Air cargo may be poised for a 2020 upturn

The International Air Transport Association (IATA) broke out in seasonal goodwill on Dec. 11, predicting that a new year will bring fresh cheer for the cargo sector.

Cargo traffic is expected to grow 2.0% in 2020 after a year of slowing economic growth, trade wars, geopolitical tensions, uncertainty over Brexit and social unrest contributed to a 3.3% contraction in airline freight business, Director General Alexandre de Juniac said in an annual address to media at the group’s Swiss headquarters.

It was the first downturn for the sector in seven years. The 3.3% annual decline in demand was the steepest drop since 2009, during the global financial crisis.

IATA is forecasting 62.4 million cargo tons in 2020, a 2% increase over the 61.2 million tons carried in 2019, as world trade rebounds. The 2019 tally represents the lowest aggregate tonnage figure in three years. The IATA forecast values international trade shipped by air next year at $7.1 trillion.

Yields will continue to slide, with a 3% decline forecast for 2020, an improvement from a 5% decline in 2019. Cargo revenues will slip for a third year in 2020, with revenues expected to total $101.2 billion, down 1.1% from 2019, according to IATA.

The worldwide freight load factor, measured as a percentage of available freight ton kilometers (AFTKs), is forecast at 46.3%, down slightly from 46.7% estimated for the current year and 49.3% posted for 2018.

IATA estimates the global airline industry will produce a net profit of $29.3 billion in 2020, up from $25.9 billion expected in 2019 (revised downward from $28 billion forecast in June.) Achieving that would make 2020 the industry’s 11th consecutive year in the black.

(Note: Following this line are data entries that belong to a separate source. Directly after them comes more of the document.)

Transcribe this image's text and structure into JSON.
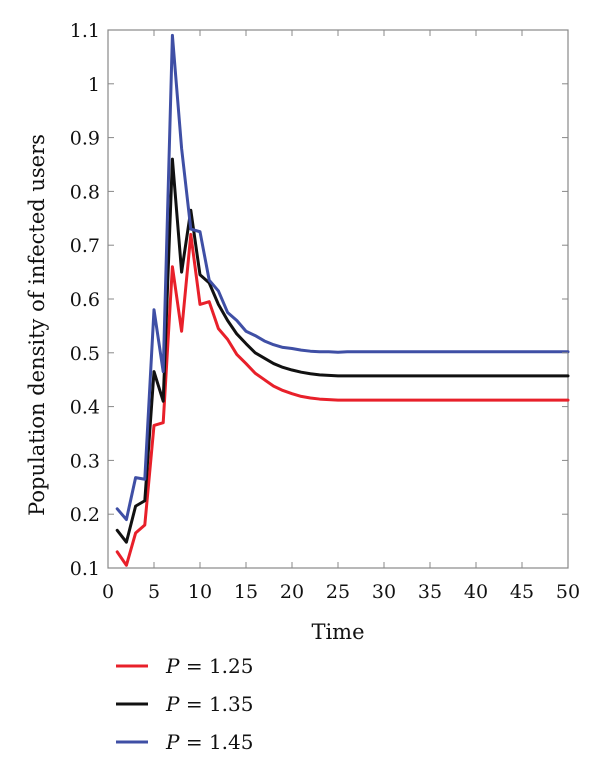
{
  "chart_data": {
    "type": "line",
    "title": "",
    "xlabel": "Time",
    "ylabel": "Population density of infected users",
    "xlim": [
      0,
      50
    ],
    "ylim": [
      0.1,
      1.1
    ],
    "xticks": [
      0,
      5,
      10,
      15,
      20,
      25,
      30,
      35,
      40,
      45,
      50
    ],
    "yticks": [
      0.1,
      0.2,
      0.3,
      0.4,
      0.5,
      0.6,
      0.7,
      0.8,
      0.9,
      1,
      1.1
    ],
    "grid": false,
    "legend_position": "bottom-left",
    "x": [
      1,
      2,
      3,
      4,
      5,
      6,
      7,
      8,
      9,
      10,
      11,
      12,
      13,
      14,
      15,
      16,
      17,
      18,
      19,
      20,
      21,
      22,
      23,
      24,
      25,
      26,
      27,
      28,
      29,
      30,
      31,
      32,
      33,
      34,
      35,
      36,
      37,
      38,
      39,
      40,
      41,
      42,
      43,
      44,
      45,
      46,
      47,
      48,
      49,
      50
    ],
    "series": [
      {
        "name": "P = 1.25",
        "legend_var": "P",
        "legend_value": "= 1.25",
        "color": "#e8202a",
        "values": [
          0.13,
          0.105,
          0.165,
          0.18,
          0.365,
          0.37,
          0.66,
          0.54,
          0.72,
          0.59,
          0.595,
          0.545,
          0.525,
          0.497,
          0.48,
          0.462,
          0.45,
          0.438,
          0.43,
          0.424,
          0.419,
          0.416,
          0.414,
          0.413,
          0.412,
          0.412,
          0.412,
          0.412,
          0.412,
          0.412,
          0.412,
          0.412,
          0.412,
          0.412,
          0.412,
          0.412,
          0.412,
          0.412,
          0.412,
          0.412,
          0.412,
          0.412,
          0.412,
          0.412,
          0.412,
          0.412,
          0.412,
          0.412,
          0.412,
          0.412
        ]
      },
      {
        "name": "P = 1.35",
        "legend_var": "P",
        "legend_value": "= 1.35",
        "color": "#111111",
        "values": [
          0.17,
          0.148,
          0.215,
          0.225,
          0.465,
          0.41,
          0.86,
          0.65,
          0.765,
          0.645,
          0.63,
          0.59,
          0.56,
          0.535,
          0.517,
          0.5,
          0.49,
          0.48,
          0.473,
          0.468,
          0.464,
          0.461,
          0.459,
          0.458,
          0.457,
          0.457,
          0.457,
          0.457,
          0.457,
          0.457,
          0.457,
          0.457,
          0.457,
          0.457,
          0.457,
          0.457,
          0.457,
          0.457,
          0.457,
          0.457,
          0.457,
          0.457,
          0.457,
          0.457,
          0.457,
          0.457,
          0.457,
          0.457,
          0.457,
          0.457
        ]
      },
      {
        "name": "P = 1.45",
        "legend_var": "P",
        "legend_value": "= 1.45",
        "color": "#3f4fa5",
        "values": [
          0.21,
          0.19,
          0.268,
          0.265,
          0.58,
          0.465,
          1.09,
          0.88,
          0.73,
          0.725,
          0.635,
          0.615,
          0.575,
          0.56,
          0.54,
          0.532,
          0.522,
          0.515,
          0.51,
          0.508,
          0.505,
          0.503,
          0.502,
          0.502,
          0.501,
          0.502,
          0.502,
          0.502,
          0.502,
          0.502,
          0.502,
          0.502,
          0.502,
          0.502,
          0.502,
          0.502,
          0.502,
          0.502,
          0.502,
          0.502,
          0.502,
          0.502,
          0.502,
          0.502,
          0.502,
          0.502,
          0.502,
          0.502,
          0.502,
          0.502
        ]
      }
    ]
  }
}
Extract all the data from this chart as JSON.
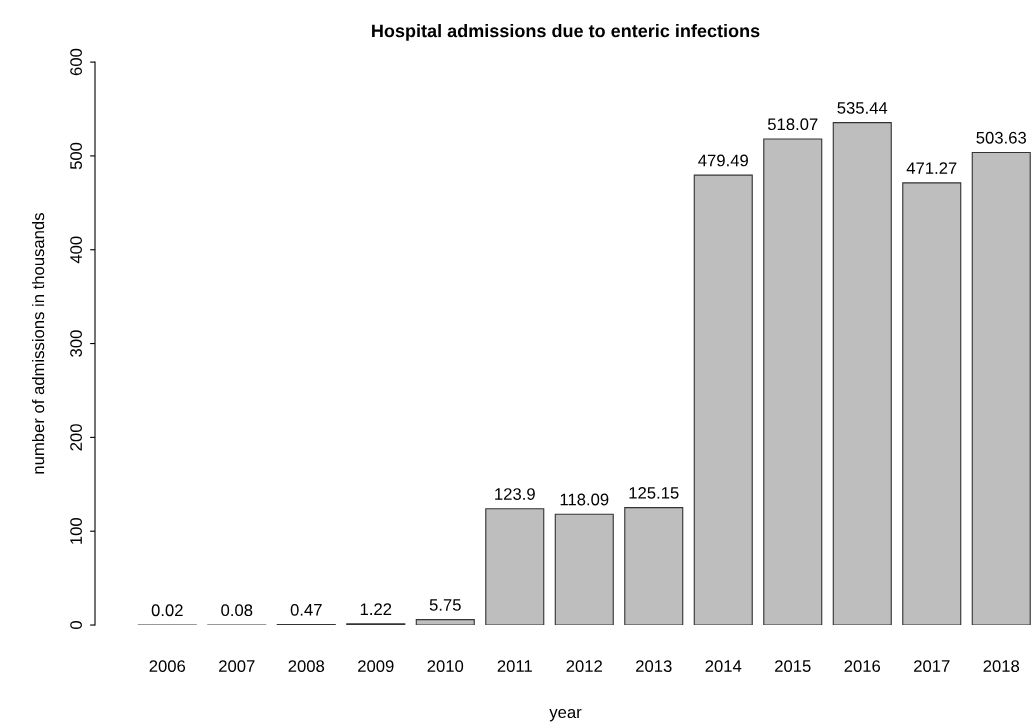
{
  "chart_data": {
    "type": "bar",
    "title": "Hospital admissions due to enteric infections",
    "xlabel": "year",
    "ylabel": "number of admissions in thousands",
    "categories": [
      "2006",
      "2007",
      "2008",
      "2009",
      "2010",
      "2011",
      "2012",
      "2013",
      "2014",
      "2015",
      "2016",
      "2017",
      "2018"
    ],
    "values": [
      0.02,
      0.08,
      0.47,
      1.22,
      5.75,
      123.9,
      118.09,
      125.15,
      479.49,
      518.07,
      535.44,
      471.27,
      503.63
    ],
    "color": "#bebebe",
    "ylim": [
      0,
      600
    ],
    "yticks": [
      0,
      100,
      200,
      300,
      400,
      500,
      600
    ],
    "data_labels": true,
    "grid": false,
    "legend": false
  }
}
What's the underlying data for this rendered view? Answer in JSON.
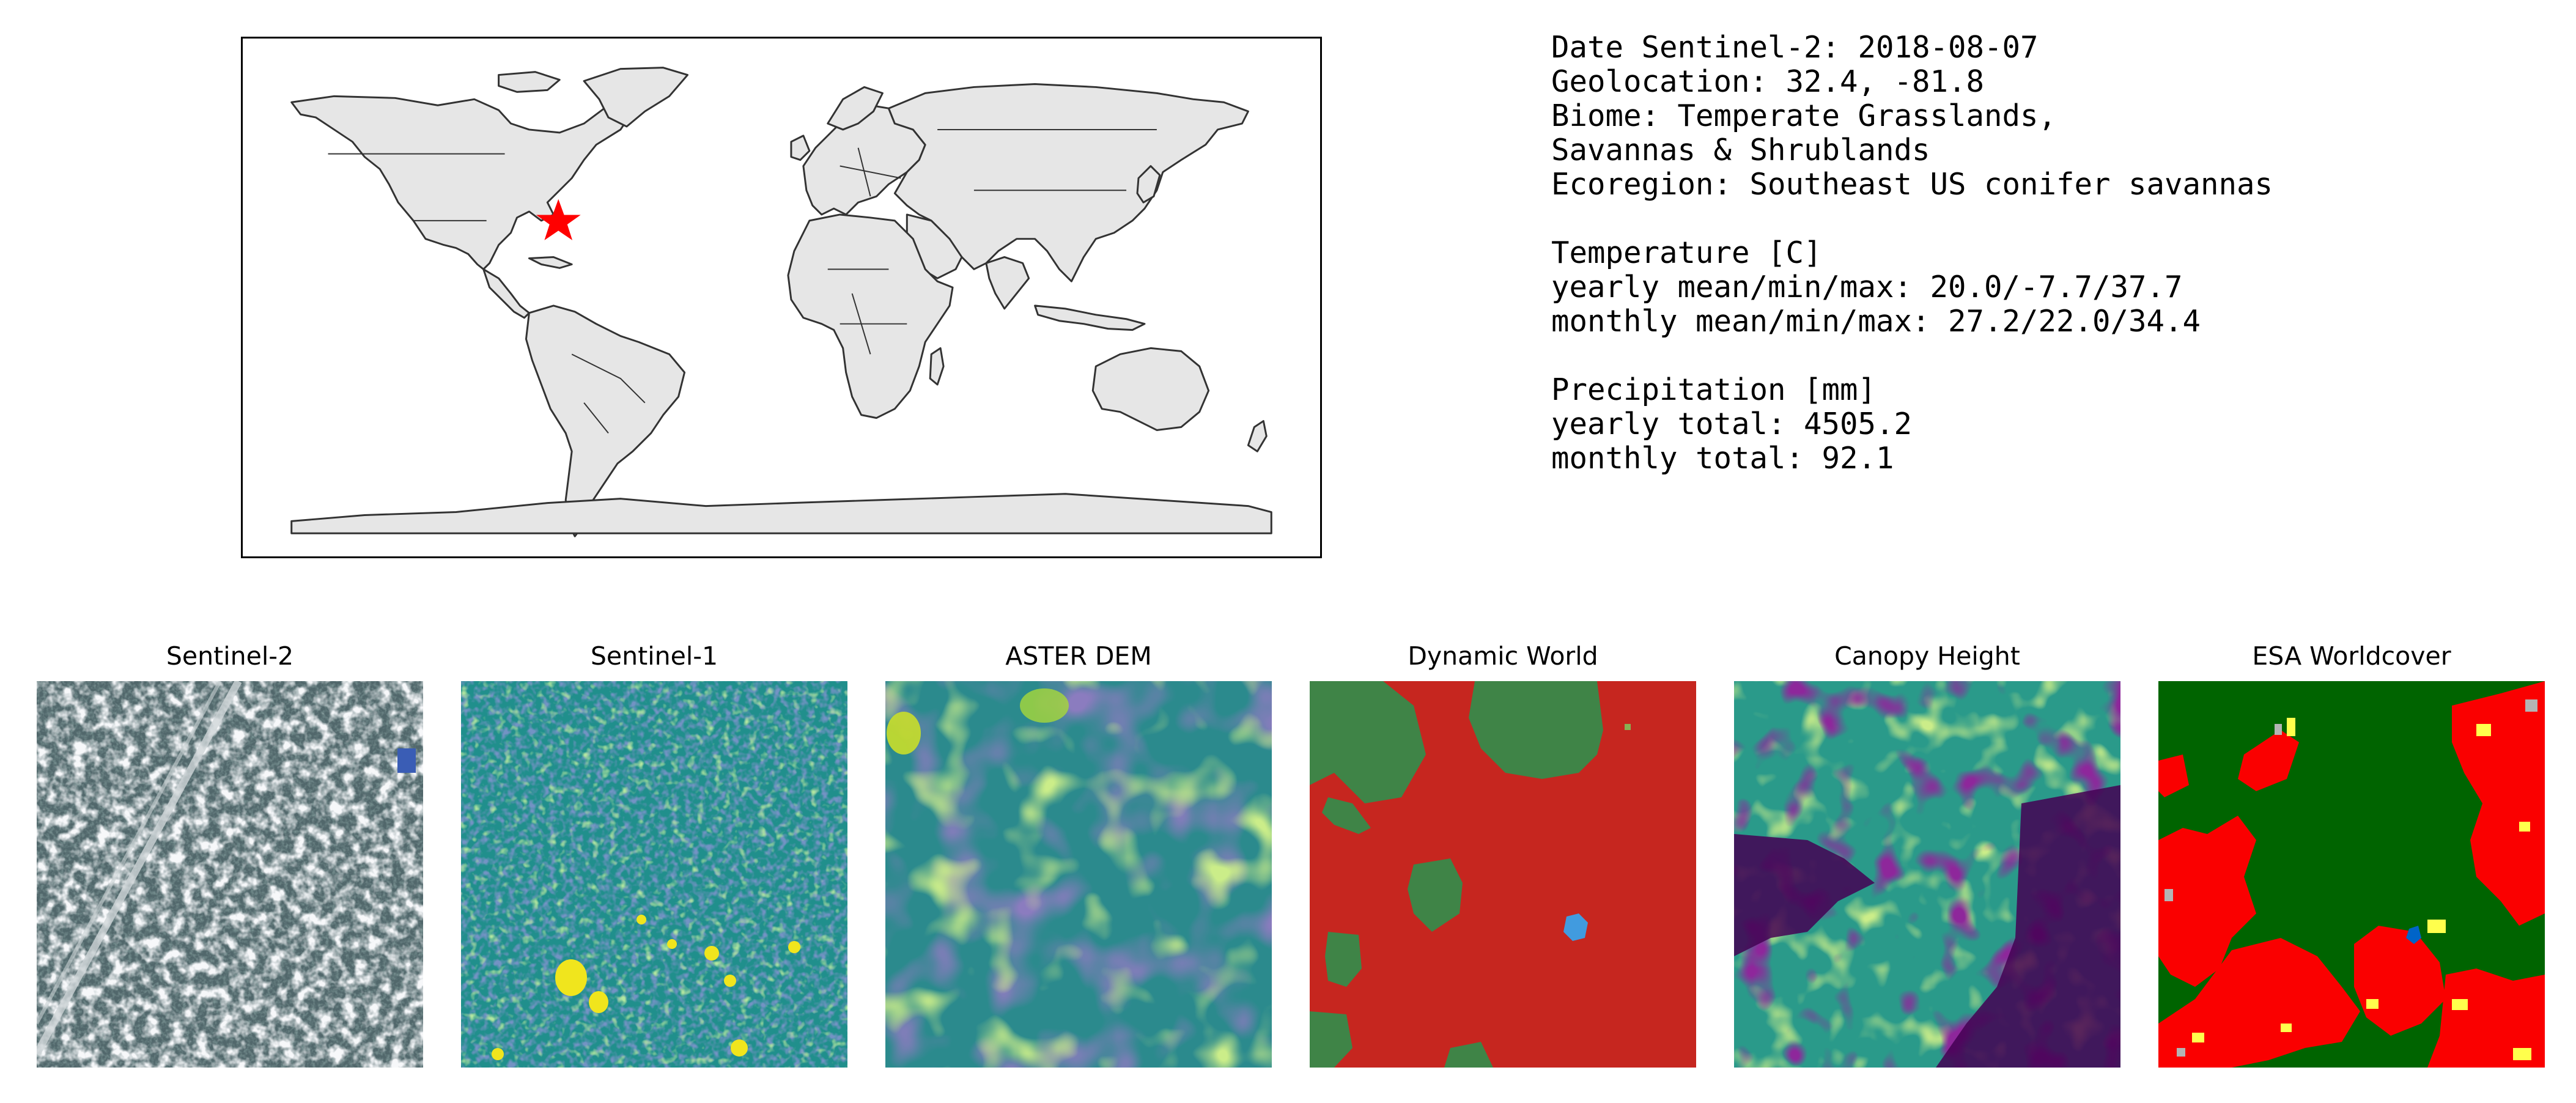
{
  "info": {
    "lines": [
      "Date Sentinel-2: 2018-08-07",
      "Geolocation: 32.4, -81.8",
      "Biome: Temperate Grasslands,",
      "Savannas & Shrublands",
      "Ecoregion: Southeast US conifer savannas",
      "",
      "Temperature [C]",
      "yearly mean/min/max: 20.0/-7.7/37.7",
      "monthly mean/min/max: 27.2/22.0/34.4",
      "",
      "Precipitation [mm]",
      "yearly total: 4505.2",
      "monthly total: 92.1"
    ]
  },
  "map": {
    "marker_color": "#ff0000",
    "land_color": "#e6e6e6",
    "border_color": "#333333"
  },
  "panels": [
    {
      "title": "Sentinel-2"
    },
    {
      "title": "Sentinel-1"
    },
    {
      "title": "ASTER DEM"
    },
    {
      "title": "Dynamic World"
    },
    {
      "title": "Canopy Height"
    },
    {
      "title": "ESA Worldcover"
    }
  ]
}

Airlines in Asia Pacific were the most exposed to weakness in world trade and cargo this year. The modest recovery in world trade will support profits next year in the region, according to the forecast.

2019 was a difficult business environment for airlines, “yet the industry managed to achieve a decade in the black, as restructuring and cost-cutting continued to pay dividends. It appears that 2019 will be the bottom of the current economic cycle, and the forecast for 2020 is somewhat brighter,” de Juniac said.

IATA and the World Bank anticipate global GDP to expand by 2.7% in 2020 (marginally above the 2.5% growth in 2019). World trade growth is expected to rebound to 3.3% from 0.9% in 2019, with easing of some trade tensions expected.

IATA reported in October that airline CFOs and heads of cargo were positive about future growth in air travel but less positive about cargo due to the slowdown in world trade as a result of trade disputes. However, central banks have reacted to the slowdown by easing monetary policy, and governments have used fiscal policy to stimulate domestic demand, limiting the risk of recession.

The regional profit picture is mixed in both 2019 and 2020. Africa, the Middle East and Latin America are all expected to lose money in 2019, with carriers in Latin America returning to profit in 2020 as regional economies strengthen. Airlines in North America continue to lead on financial performance, accounting for 65% of industry profits in 2019 and around 56% of aggregate earnings in 2020. Financial performance is expected to improve or remain the same compared to 2019 in all regions except for North America, where expected capacity growth owing to new aircraft deliveries could put pressure on earnings, according to IATA.